Higher-order, generically complete, continuous, and polynomial-time isometry invariants of periodic sets
Daniel E Widdowson, Vitaliy A Kurlin
TL;DR
This work tackles the problem of distinguishing novel periodic crystals from near-duplicates under isometries by introducing a hierarchy of complete, Lipschitz-in-noise invariants.

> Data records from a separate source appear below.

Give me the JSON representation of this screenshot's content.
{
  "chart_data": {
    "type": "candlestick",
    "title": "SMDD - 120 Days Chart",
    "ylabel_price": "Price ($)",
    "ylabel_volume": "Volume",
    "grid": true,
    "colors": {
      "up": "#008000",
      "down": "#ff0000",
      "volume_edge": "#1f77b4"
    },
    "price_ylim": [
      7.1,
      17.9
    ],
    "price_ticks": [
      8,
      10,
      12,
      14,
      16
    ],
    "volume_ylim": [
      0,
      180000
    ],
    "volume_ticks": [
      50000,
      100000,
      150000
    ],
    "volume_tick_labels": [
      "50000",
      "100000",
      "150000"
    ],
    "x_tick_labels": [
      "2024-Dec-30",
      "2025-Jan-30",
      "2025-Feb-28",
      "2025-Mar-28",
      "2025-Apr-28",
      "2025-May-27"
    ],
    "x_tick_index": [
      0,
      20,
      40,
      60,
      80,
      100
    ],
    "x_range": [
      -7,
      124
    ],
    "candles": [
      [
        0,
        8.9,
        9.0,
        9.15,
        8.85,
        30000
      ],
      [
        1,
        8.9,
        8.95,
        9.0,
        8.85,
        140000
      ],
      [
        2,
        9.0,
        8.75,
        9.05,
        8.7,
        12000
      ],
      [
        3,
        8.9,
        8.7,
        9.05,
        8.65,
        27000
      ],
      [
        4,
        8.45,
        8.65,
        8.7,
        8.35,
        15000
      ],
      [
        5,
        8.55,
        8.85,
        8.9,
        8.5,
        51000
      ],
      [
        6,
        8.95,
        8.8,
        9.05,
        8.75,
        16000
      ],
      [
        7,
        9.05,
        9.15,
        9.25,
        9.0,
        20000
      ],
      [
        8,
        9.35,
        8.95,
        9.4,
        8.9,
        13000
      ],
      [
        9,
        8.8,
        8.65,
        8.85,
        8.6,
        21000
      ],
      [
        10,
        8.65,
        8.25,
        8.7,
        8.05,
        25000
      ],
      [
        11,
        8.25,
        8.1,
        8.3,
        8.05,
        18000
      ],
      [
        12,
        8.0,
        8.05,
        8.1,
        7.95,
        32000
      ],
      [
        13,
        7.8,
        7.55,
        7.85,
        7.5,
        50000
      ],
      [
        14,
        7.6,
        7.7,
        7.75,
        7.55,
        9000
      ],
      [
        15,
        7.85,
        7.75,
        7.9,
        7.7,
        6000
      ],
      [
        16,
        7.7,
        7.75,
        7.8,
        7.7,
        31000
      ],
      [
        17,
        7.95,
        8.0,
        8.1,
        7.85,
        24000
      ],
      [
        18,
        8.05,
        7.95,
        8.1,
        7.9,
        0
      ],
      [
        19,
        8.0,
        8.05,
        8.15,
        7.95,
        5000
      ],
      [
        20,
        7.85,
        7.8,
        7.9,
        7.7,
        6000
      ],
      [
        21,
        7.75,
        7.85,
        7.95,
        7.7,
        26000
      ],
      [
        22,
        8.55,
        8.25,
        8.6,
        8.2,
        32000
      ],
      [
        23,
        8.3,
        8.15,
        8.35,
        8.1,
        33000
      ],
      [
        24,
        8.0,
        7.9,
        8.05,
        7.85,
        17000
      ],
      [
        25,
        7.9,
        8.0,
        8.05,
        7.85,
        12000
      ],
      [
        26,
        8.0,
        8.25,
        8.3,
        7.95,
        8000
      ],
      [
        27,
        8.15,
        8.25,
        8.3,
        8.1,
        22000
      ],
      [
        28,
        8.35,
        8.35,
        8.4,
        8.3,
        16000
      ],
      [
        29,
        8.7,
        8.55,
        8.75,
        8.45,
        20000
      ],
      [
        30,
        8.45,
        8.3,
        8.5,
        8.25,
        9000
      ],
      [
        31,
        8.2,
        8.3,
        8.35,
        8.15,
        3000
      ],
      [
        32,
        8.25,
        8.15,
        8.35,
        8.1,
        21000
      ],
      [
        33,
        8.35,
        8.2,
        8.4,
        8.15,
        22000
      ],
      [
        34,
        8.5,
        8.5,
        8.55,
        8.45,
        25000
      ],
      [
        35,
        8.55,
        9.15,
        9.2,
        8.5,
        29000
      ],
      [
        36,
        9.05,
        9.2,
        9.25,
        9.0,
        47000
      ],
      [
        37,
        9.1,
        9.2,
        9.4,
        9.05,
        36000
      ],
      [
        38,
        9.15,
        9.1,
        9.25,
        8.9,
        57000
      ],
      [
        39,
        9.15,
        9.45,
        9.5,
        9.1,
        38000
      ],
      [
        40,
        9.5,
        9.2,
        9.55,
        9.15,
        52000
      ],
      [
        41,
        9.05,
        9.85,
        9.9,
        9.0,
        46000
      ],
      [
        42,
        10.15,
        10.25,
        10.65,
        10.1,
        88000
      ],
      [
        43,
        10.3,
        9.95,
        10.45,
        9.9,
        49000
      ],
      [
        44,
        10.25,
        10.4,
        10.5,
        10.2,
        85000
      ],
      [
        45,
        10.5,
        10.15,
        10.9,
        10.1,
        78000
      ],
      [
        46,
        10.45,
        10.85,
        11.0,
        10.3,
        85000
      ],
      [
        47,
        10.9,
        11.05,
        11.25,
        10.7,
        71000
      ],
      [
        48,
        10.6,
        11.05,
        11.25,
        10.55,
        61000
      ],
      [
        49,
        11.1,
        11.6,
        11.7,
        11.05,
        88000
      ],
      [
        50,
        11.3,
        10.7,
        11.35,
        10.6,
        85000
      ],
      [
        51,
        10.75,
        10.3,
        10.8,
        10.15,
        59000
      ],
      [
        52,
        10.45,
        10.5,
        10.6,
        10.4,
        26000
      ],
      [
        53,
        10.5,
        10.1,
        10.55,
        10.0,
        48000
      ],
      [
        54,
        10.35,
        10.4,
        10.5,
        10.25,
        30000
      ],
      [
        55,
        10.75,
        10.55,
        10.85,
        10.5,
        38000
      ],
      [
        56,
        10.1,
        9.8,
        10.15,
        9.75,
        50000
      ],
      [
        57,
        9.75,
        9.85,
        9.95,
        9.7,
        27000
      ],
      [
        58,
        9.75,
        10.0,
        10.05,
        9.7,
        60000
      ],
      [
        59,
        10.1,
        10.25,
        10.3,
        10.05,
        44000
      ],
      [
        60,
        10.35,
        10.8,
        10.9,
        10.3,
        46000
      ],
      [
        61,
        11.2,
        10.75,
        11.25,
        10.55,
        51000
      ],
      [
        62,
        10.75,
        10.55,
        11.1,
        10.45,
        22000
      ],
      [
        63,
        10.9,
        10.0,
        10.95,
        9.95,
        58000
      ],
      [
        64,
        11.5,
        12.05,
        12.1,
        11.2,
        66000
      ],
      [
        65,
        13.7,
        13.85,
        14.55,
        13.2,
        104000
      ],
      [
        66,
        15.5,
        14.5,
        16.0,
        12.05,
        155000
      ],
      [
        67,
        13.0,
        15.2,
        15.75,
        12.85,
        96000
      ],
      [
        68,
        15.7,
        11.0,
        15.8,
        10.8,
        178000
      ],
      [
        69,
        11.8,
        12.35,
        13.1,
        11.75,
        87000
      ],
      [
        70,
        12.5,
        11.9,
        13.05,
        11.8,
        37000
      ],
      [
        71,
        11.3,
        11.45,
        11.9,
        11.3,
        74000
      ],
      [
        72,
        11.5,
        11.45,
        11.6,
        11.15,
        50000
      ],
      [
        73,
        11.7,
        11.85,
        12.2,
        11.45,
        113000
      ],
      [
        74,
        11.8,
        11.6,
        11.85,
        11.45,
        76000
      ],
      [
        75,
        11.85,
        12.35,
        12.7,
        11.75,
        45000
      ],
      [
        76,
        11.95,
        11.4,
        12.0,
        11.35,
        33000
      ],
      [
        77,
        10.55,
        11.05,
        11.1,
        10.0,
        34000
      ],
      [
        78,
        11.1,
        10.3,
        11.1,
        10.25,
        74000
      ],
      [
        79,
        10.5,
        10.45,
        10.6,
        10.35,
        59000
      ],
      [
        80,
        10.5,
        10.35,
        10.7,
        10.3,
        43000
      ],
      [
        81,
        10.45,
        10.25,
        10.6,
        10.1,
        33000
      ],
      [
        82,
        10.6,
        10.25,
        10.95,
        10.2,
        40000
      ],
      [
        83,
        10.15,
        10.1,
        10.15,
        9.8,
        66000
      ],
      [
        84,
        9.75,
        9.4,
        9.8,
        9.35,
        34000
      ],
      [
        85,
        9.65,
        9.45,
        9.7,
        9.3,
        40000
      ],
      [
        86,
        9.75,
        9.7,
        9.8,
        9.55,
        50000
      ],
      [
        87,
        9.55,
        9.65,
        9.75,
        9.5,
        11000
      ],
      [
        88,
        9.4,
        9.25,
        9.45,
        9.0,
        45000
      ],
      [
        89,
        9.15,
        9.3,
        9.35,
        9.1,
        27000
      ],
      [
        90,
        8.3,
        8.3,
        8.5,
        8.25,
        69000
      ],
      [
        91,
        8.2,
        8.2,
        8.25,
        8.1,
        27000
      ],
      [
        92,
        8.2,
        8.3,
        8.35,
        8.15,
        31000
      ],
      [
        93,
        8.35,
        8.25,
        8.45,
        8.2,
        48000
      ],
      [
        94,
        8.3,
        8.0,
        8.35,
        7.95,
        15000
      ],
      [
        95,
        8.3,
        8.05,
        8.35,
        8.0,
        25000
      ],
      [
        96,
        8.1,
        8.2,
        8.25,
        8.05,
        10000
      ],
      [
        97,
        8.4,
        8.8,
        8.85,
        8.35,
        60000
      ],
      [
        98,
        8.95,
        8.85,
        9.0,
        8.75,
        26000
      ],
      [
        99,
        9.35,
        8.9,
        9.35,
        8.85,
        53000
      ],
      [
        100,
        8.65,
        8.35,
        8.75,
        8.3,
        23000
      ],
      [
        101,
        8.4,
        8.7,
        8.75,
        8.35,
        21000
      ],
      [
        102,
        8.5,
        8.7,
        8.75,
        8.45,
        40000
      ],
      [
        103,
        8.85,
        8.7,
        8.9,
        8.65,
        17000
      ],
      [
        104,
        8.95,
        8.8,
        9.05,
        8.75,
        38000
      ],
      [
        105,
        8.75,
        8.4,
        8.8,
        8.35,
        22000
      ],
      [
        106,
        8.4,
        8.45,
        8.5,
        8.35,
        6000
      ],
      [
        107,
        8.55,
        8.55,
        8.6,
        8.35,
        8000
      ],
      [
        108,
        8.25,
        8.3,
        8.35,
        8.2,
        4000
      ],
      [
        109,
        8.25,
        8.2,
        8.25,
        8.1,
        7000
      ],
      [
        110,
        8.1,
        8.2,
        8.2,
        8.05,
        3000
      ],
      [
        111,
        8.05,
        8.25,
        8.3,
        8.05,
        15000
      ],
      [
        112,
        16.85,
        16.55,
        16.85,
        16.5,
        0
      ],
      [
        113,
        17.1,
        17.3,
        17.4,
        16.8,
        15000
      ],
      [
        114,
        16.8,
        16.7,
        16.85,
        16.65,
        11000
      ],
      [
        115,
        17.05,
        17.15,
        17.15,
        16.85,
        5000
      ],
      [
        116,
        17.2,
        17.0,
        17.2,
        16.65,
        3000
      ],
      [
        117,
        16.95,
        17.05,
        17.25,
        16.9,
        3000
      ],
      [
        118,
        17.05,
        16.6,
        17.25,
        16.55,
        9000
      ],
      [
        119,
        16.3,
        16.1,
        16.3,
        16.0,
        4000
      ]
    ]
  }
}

The core constructs are higher-order Pointwise Distance Distributions $\mathrm{PDD}^{\{h\}}(S;k)$, their concatenated form $\mathrm{PDD}^{(h)}$, and the 1D Pointwise Shift Distribution $\mathrm{PSD}$, augmented by moments $\mu^{(t)}[\mathrm{PDD}^{\{h\}}]$ and PDA/ADA variants; comparisons are conducted via Earth Mover's Distance $\mathrm{EMD}$ with ground metrics $L_q$ or RMS. The authors prove isometry invariance and, in 1D, completeness of PSD, with $\mathrm{PDD}^{\{2\}}$ distinguishing all known homometric counter-examples in $\mathbb{R}^3$ and provide practical polynomial-time computation for fixed $n$. They also derive asymptotic behavior for $\mathrm{PDD}^{\{h\}}(S;k)$ and establish near-linear computational complexity for small dimensions, enabling scalable processing of large crystal databases. Empirically, on ICSD, MP, and GNoME, the invariants detect thousands of near-duplicates and support fast, hierarchical novelty screening, thereby strengthening the integrity of crystallographic databases and facilitating reliable material discovery.
Abstract
Periodic point sets model all solid crystalline materials (crystals) whose atoms can be considered zero-sized points with or without atomic types. This paper addresses the fundamental problem of checking whether claimed crystals are novel, not noisy perturbations of known materials obtained by unrealistic atomic replacements. Such near-duplicates have skewed ground-truth because past comparisons relied on unstable cells and symmetries. The proposed Lipschitz continuity under noise is a new essential requirement for machine learning on any data objects that have ambiguous representations and live in continuous spaces. For periodic point sets under isometry (any distance-preserving transformation), we designed invariants that distinguish all known counter-examples to the completeness of past descriptors and detect thousands of (near-)duplicates in large high-profile databases of crystals within two days on a modest desktop computer.